I feel strongly about cruelty to animals. I'm not fanatical about it but I believe that deliberately causing animals to suffer for "sport", as in cruelly hunting them for the sake of enjoying the spectacle of suffering and unnecessary death that follows, is totally inexusable.
That's why I really liked a book on that subject I was given as a Christmas present...Bad Hare Days by John Fitzgerald.The author is an animal protection activist in Ireland who has battled for years against the bloodsport known as Hare Coursing, a "sport" in which hares (jack rabbits) are captured in the Irish countryside and used as bait for competing greyhounds.
It's a bit like greyhound track racing...except real live hares are used, and many of these creatures are savaged to death by the dogs, to loud applause from the onlookers.
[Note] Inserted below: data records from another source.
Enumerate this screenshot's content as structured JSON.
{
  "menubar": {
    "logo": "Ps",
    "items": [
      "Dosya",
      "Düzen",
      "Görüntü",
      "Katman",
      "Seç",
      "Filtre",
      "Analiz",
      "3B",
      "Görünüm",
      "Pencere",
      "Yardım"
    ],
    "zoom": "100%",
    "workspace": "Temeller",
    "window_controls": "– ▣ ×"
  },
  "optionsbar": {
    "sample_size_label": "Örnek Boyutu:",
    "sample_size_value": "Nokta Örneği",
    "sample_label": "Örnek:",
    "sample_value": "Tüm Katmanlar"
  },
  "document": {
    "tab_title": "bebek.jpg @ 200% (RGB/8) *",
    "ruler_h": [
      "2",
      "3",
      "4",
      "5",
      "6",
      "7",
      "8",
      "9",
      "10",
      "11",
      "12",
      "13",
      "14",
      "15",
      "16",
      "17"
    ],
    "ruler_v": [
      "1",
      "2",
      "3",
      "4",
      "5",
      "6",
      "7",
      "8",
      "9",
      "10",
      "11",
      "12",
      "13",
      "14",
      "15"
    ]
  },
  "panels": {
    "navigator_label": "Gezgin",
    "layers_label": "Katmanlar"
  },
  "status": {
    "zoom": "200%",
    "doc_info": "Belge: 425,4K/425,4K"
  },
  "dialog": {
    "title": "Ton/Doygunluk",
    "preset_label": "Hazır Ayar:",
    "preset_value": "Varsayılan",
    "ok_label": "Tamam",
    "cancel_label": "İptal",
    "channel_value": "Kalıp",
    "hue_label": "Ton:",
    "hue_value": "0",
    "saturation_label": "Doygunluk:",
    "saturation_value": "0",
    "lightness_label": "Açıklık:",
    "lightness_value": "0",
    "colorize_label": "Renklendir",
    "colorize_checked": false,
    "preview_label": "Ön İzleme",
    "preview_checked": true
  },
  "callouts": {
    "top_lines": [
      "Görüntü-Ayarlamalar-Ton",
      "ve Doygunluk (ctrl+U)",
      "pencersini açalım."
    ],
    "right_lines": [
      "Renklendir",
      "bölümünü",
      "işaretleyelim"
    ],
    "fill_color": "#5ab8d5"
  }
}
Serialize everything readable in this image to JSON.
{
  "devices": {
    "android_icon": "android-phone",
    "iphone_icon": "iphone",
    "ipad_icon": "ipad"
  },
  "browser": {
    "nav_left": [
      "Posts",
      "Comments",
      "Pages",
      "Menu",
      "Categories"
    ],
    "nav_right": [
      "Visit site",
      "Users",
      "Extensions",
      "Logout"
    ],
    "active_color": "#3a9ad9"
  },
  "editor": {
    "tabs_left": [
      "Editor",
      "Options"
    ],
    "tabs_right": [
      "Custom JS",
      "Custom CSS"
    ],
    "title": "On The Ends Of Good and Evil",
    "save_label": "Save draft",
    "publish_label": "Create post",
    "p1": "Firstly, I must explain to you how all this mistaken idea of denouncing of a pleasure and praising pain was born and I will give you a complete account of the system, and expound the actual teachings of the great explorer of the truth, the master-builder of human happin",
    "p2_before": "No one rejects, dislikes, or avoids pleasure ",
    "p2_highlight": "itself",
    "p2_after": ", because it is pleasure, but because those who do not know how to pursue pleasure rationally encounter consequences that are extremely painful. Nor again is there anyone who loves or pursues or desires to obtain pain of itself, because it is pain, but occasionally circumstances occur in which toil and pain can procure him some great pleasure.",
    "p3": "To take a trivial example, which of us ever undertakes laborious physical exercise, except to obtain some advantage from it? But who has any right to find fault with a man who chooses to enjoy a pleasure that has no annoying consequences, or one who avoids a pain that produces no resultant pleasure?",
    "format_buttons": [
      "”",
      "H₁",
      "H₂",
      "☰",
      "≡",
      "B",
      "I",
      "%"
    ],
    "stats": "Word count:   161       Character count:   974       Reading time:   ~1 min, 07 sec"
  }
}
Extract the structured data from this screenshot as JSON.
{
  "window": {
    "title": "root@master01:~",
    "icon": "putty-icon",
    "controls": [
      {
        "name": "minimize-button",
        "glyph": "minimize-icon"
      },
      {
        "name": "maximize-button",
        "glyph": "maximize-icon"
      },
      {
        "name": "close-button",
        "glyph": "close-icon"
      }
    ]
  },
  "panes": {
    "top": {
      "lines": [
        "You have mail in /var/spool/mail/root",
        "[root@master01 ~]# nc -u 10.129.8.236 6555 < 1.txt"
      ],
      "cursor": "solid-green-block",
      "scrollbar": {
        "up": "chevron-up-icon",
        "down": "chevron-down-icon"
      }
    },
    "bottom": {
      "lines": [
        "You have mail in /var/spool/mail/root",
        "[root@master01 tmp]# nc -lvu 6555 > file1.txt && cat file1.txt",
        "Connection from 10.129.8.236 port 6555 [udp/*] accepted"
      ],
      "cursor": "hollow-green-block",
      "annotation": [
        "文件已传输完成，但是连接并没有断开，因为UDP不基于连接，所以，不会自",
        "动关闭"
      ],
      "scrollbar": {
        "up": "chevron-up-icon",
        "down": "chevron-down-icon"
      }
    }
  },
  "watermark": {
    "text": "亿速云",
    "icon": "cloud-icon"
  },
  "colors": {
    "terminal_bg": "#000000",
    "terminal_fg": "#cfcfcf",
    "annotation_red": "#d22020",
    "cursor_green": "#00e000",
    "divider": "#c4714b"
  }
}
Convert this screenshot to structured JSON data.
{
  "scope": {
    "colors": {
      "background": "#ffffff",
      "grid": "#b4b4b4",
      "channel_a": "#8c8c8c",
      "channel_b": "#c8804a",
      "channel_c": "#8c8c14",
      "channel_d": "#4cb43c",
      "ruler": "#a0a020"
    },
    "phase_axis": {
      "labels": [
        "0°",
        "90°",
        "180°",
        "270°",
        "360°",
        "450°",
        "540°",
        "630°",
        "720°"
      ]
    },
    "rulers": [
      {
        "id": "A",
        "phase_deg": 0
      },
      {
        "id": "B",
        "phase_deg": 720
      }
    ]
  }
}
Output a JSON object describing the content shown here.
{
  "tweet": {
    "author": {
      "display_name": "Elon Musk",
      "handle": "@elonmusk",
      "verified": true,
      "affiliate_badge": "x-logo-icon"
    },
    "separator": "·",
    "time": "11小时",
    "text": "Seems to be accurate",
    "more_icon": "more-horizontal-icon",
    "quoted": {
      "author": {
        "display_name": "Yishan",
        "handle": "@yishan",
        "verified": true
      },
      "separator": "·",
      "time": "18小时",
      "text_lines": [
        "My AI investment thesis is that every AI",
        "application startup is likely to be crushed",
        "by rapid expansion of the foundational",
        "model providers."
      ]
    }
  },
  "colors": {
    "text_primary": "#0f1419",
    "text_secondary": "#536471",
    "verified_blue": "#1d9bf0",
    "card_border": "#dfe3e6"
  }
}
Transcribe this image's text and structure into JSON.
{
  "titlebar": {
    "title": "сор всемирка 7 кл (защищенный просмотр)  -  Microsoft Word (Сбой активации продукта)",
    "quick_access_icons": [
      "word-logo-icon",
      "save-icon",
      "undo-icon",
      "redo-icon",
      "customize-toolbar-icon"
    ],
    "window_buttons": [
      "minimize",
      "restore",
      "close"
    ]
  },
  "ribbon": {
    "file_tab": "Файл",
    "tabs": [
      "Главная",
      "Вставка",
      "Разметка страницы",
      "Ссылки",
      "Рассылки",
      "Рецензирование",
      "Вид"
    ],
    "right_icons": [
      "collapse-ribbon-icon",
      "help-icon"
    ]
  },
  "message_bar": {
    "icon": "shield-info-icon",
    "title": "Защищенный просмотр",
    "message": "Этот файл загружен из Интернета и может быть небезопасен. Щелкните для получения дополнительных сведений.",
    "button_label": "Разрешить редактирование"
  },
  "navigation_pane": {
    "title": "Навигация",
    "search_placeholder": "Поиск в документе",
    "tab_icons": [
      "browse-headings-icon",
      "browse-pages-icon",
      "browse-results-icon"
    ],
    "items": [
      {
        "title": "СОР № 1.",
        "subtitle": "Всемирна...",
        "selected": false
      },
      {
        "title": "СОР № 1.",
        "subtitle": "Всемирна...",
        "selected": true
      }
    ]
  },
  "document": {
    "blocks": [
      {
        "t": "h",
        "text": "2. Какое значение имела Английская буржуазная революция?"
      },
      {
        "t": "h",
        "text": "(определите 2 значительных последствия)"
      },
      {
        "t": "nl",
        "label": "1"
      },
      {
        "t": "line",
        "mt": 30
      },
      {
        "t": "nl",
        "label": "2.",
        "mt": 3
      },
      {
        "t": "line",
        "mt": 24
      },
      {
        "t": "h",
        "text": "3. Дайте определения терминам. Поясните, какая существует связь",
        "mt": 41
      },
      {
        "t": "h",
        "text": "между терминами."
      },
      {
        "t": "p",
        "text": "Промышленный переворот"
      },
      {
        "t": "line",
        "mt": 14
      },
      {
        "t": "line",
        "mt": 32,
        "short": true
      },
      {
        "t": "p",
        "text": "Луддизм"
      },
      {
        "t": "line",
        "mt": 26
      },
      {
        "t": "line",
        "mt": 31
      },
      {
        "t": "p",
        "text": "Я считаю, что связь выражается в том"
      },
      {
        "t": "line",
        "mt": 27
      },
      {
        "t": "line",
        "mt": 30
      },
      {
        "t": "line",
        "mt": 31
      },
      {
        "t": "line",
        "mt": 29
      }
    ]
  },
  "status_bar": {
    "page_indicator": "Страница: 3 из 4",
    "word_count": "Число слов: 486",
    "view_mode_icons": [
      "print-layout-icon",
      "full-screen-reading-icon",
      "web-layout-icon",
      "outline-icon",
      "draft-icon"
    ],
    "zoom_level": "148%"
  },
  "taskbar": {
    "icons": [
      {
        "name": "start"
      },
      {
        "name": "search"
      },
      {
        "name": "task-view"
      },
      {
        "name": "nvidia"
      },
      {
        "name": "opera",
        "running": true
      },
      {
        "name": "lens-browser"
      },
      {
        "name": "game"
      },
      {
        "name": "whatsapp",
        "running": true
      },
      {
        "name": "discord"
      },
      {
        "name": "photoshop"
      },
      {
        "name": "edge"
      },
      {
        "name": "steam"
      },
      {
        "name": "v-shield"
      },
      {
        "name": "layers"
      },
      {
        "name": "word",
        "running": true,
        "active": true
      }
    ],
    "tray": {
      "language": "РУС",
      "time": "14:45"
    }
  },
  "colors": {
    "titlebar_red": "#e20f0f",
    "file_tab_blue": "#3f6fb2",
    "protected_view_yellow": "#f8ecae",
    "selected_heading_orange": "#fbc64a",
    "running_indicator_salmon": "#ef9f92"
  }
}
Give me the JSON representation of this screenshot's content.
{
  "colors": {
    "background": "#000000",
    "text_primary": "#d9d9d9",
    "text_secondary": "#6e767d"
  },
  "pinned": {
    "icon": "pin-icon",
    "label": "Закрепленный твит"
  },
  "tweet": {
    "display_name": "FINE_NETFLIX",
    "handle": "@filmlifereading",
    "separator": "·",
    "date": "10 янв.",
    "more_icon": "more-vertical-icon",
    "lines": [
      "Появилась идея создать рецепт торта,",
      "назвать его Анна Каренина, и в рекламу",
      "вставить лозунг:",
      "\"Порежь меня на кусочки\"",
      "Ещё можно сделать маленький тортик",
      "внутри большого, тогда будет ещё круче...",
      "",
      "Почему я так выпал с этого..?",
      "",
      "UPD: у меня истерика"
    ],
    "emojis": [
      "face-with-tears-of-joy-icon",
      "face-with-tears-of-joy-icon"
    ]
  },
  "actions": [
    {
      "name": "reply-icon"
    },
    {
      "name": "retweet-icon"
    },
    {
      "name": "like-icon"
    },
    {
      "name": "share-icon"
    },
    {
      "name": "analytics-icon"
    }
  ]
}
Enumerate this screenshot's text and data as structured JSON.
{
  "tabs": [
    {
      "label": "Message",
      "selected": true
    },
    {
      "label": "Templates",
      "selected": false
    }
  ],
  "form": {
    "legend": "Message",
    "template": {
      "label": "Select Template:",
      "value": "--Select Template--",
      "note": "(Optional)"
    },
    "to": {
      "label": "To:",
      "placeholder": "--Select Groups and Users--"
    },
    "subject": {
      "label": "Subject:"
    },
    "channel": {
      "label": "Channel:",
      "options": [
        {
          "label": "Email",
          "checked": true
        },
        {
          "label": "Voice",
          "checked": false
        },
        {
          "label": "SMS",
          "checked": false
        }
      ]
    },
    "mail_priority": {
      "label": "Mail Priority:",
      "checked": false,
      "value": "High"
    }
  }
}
Fitzgerald, a freelance journalist, gives a graphic and absorbing account of the campaign to outlaw this practise, the ups and downs of tackling some very powerful people in his country who support hare coursing, including leading politicians, members of the Catholic Clergy, high ranking police officers,and senior bank officials.
As with bull fighting in Spain, hare coursing though obviously cruel and barbaric is deemed by a section of the political establishment to constitute a "cultural" activity that must escape the laws governing cruelty to animals.
Bad Hare Days offers a fascinating insight into the psychology of recreational killing, and Fitzgerald deals at length with the impact of campaigning on the campaigners...many of whom suffer nervous breakdowns, physical assaults, workplace bullying, and other torments as a result of the stand they took against the politically well-connected hare coursing organisation. Some were sacked from their jobs for speaking out against hare coursing...and many others were arrested under emergency anti-terrorist legislation when militants sabotaged hare coursing venues and released the captive hares.
I found the book utterly gripping and I recommend it to people who are involved in animal welare campaigns of any kind. It offers useful advice on how to avoid the campaigning pitfalls the author and others experienced in their efforts to protect the gentle but endangered and much abused Irish Hare.